Antibodies toward infliximab are associated with low infliximab concentration at treatment initiation and poor infliximab maintenance in rheumatic diseases
- Equal contributors
1 Université François Rabelais de Tours, Centre National de la Recherche Scientifique UMR 6239 GICC (Génétique Immunothérapie Chimie et Cancer), 3 rue des Tanneurs, F-37041 Tours Cedex 1, France
2 Service de Rhumatologie, Centre Hospitalier Régional et Universitaire de Tours, avenue de la République, F-37044 Tours Cedex 9, France
3 Laboratoire de Pharmacologie-Toxicologie, Centre Hospitalier Régional et Universitaire de Tours, 2 boulevard Tonnellé, F-37044 Tours Cedex 9, France
4 Laboratoire d'Immunologie, Centre Hospitalier Régional et Universitaire de Tours, 2 boulevard Tonnellé, F-37044 Tours Cedex 9, France
Arthritis Research & Therapy 2011, 13:R105 doi:10.1186/ar3386Published: 27 June 2011
A proportion of patients receiving infliximab have antibodies toward infliximab (ATI), which are associated with increased risk of infusion reaction and reduced response to treatment. We studied the association of infliximab concentration at treatment initiation and development of ATI as well as the association of the presence of ATI and maintenance of infliximab.

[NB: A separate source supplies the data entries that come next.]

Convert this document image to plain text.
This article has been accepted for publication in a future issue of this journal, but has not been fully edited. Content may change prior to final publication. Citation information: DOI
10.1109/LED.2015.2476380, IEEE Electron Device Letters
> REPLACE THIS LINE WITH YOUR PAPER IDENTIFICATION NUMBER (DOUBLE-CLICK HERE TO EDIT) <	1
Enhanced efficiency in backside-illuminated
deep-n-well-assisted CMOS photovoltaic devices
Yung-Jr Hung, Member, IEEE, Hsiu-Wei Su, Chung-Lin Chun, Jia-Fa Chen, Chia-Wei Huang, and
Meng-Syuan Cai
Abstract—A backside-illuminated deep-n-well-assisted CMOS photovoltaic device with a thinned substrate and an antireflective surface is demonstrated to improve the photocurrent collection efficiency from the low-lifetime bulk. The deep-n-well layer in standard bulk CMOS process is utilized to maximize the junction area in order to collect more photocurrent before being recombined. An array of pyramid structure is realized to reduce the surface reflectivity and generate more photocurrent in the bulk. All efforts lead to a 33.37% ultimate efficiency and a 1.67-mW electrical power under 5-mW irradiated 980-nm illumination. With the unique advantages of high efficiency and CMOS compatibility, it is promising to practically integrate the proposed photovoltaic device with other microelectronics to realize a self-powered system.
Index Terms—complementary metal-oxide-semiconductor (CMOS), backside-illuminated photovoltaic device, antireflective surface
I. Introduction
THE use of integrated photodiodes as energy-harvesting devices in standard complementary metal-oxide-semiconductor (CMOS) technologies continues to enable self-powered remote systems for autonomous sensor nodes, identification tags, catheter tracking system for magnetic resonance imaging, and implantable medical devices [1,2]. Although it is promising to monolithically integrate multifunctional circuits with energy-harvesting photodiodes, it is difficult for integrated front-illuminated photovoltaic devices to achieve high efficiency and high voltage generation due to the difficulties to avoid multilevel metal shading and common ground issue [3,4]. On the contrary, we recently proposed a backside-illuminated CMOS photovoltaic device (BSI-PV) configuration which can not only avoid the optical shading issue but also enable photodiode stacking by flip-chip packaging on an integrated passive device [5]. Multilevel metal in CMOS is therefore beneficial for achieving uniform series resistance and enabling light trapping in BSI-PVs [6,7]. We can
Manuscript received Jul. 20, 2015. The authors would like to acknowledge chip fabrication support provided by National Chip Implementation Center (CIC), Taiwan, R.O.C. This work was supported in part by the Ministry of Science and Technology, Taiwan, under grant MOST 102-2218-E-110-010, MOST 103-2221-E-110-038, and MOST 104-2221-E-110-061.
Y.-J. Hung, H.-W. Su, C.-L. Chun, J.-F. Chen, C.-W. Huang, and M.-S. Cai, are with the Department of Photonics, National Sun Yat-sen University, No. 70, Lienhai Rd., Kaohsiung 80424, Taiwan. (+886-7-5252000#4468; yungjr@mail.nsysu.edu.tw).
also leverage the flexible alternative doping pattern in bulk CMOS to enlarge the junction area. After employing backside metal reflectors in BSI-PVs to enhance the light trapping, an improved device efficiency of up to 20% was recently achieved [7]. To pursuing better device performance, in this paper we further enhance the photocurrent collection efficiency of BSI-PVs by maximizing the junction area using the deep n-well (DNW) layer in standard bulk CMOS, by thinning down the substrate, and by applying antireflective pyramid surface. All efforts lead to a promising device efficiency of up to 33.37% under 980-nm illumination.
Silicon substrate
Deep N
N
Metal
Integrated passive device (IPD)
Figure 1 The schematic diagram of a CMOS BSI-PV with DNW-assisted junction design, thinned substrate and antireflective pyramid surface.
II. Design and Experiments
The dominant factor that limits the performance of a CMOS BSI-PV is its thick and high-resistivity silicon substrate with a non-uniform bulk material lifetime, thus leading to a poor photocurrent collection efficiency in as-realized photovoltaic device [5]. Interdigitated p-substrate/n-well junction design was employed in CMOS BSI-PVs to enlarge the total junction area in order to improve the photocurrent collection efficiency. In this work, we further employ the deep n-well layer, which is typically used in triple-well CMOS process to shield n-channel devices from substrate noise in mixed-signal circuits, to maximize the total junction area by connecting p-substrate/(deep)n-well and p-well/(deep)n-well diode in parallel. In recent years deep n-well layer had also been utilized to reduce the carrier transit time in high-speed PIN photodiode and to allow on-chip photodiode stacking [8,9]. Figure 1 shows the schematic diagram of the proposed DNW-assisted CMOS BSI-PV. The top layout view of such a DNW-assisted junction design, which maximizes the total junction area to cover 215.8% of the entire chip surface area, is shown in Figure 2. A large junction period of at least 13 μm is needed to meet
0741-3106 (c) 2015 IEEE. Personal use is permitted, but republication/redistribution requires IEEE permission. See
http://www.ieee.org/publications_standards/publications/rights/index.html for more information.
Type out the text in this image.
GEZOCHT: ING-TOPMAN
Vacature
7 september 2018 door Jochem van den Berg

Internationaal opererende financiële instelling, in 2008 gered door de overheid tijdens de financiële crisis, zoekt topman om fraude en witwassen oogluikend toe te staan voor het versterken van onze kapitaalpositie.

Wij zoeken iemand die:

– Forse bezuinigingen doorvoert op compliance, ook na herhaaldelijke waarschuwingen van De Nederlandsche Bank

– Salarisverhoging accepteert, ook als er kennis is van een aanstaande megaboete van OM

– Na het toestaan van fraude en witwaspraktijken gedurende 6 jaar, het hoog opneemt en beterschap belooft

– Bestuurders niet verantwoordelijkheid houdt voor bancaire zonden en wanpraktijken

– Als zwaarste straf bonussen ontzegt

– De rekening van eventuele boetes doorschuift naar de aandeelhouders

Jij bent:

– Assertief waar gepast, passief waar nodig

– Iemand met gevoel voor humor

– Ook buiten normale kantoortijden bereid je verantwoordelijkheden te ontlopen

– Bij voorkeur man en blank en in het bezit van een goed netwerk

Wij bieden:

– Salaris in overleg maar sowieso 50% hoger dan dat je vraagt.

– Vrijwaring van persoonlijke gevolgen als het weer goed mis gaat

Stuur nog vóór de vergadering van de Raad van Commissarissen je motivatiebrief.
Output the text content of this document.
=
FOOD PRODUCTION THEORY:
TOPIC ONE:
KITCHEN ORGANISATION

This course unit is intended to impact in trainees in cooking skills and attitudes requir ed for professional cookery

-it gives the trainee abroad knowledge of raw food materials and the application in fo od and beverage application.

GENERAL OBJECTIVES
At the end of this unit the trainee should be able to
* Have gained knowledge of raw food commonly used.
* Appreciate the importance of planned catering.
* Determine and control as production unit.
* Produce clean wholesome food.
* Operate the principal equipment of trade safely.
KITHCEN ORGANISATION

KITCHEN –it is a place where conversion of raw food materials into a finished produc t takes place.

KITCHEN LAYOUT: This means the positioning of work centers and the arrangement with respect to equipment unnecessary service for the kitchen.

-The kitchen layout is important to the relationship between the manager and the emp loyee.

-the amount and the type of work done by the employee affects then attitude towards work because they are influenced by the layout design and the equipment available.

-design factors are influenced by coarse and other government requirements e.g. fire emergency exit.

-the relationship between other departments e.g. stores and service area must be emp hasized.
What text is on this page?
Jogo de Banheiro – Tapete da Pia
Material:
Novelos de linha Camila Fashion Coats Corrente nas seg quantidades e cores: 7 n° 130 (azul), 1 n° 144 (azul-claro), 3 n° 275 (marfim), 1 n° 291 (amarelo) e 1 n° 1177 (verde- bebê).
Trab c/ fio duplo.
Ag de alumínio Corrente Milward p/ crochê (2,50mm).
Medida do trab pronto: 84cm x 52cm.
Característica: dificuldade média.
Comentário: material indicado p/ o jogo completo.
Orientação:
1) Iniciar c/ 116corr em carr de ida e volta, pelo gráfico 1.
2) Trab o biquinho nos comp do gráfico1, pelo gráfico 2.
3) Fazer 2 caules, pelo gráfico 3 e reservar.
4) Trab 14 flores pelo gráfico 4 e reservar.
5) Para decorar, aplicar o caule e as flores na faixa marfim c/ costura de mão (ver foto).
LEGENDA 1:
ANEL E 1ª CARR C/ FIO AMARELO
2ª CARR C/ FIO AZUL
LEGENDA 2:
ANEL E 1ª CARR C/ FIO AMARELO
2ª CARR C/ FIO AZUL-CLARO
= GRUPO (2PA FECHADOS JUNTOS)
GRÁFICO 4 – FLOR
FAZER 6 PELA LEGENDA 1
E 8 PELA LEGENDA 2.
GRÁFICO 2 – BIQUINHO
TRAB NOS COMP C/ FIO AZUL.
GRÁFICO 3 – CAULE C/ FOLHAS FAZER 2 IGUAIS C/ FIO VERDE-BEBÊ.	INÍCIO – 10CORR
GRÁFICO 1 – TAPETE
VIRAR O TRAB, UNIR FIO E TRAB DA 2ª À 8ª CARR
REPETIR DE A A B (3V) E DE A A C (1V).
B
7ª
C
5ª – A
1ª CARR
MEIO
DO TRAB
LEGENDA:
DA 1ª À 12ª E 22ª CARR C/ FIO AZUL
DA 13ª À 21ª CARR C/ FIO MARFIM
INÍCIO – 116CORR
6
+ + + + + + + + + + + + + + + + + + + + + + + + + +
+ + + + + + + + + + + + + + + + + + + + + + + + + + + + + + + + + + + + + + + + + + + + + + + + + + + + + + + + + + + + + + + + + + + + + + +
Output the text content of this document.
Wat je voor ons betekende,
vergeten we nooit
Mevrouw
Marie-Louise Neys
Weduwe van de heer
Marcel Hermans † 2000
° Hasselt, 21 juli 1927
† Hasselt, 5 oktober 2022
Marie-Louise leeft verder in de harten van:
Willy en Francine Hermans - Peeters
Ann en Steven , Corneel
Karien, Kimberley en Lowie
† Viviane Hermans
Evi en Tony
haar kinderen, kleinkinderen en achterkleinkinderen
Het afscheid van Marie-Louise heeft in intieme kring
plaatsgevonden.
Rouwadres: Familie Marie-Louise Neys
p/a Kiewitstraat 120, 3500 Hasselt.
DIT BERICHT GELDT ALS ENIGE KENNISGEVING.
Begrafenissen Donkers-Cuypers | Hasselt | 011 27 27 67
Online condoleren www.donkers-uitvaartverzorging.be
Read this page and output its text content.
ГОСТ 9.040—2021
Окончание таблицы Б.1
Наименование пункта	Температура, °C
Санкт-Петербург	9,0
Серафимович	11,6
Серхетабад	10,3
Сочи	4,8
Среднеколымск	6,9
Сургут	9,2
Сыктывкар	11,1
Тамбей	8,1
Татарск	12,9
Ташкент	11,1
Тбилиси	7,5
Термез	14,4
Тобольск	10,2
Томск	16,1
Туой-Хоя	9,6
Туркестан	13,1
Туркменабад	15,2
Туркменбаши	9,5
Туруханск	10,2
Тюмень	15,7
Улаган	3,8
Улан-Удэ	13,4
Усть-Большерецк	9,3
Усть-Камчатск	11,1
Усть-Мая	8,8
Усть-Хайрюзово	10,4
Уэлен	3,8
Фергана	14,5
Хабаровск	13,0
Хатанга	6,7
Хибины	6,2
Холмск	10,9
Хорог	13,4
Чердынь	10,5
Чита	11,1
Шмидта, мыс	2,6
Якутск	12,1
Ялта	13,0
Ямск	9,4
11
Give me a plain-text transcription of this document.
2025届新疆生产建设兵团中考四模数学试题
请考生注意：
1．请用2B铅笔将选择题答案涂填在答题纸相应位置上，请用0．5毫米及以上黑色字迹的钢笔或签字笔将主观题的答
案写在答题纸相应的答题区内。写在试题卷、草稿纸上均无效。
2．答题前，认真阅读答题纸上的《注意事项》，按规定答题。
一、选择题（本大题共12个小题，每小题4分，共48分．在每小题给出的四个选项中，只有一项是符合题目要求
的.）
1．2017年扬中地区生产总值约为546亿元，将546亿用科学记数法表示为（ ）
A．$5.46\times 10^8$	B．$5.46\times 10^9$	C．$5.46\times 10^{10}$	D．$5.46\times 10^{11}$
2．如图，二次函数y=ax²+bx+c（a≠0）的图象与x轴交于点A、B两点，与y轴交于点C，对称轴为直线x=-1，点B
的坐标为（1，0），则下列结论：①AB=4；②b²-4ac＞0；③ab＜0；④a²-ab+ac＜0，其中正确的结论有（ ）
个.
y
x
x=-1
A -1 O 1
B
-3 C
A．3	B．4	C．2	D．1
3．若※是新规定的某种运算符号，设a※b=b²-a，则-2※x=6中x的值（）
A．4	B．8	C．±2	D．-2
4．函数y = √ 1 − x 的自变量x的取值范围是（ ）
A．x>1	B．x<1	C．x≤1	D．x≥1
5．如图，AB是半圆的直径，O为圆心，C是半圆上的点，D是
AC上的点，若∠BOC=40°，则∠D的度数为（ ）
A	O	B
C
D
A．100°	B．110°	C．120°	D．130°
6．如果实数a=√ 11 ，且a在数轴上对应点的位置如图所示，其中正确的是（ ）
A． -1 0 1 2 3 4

All patients with rheumatoid arthritis (RA) or spondyloarthritis (SpA) receiving infliximab beginning in December 2005 were retrospectively followed until January 2009 or until infliximab discontinuation. Trough serum infliximab and ATI concentrations were measured at each visit. The patients were separated into two groups: ATIpos if ATI were detected at least once during the follow-up period and ATIneg otherwise. Repeated measures analysis of variance was used to study the association of infliximab concentration at treatment initiation and the development of ATI. Maintenance of infliximab in the two groups was studied by using Kaplan-Meier curves.
We included 108 patients: 17 with RA and 91 with SpA. ATI were detected in 21 patients (19%). The median time to ATI detection after initiation of infliximab was 3.7 months (1.7 to 26.0 months). For both RA and SpA patients, trough infliximab concentration during the initiation period was significantly lower for ATIpos than ATIneg patients. RA patients showed maintenance of infliximab at a median of 19.5 months (5.0 to 31.0 months) and 12.0 months (2.0 to 24.0 months) for ATIneg and ATIpos groups, respectively (P = 0.08). SpA patients showed infliximab maintenance at a median of 16.0 months (3.0 to 34.0 months) and 9.5 months (3.0 to 39.0 months) for ATIneg and ATIpos groups, respectively (P = 0.20). Among SpA patients, those who were being treated concomitantly with methotrexate had a lower risk of developing ATI than patients not taking methotrexate (0 of 14 patients (0%) vs. 25 of 77 patients (32%); P = 0.03).
High concentrations of infliximab during treatment initiation reduce the development of ATI, and the absence of ATI may be associated with prolonged maintenance of infliximab. Thus, trough serum infliximab concentration should be monitored early in patients with rheumatic diseases.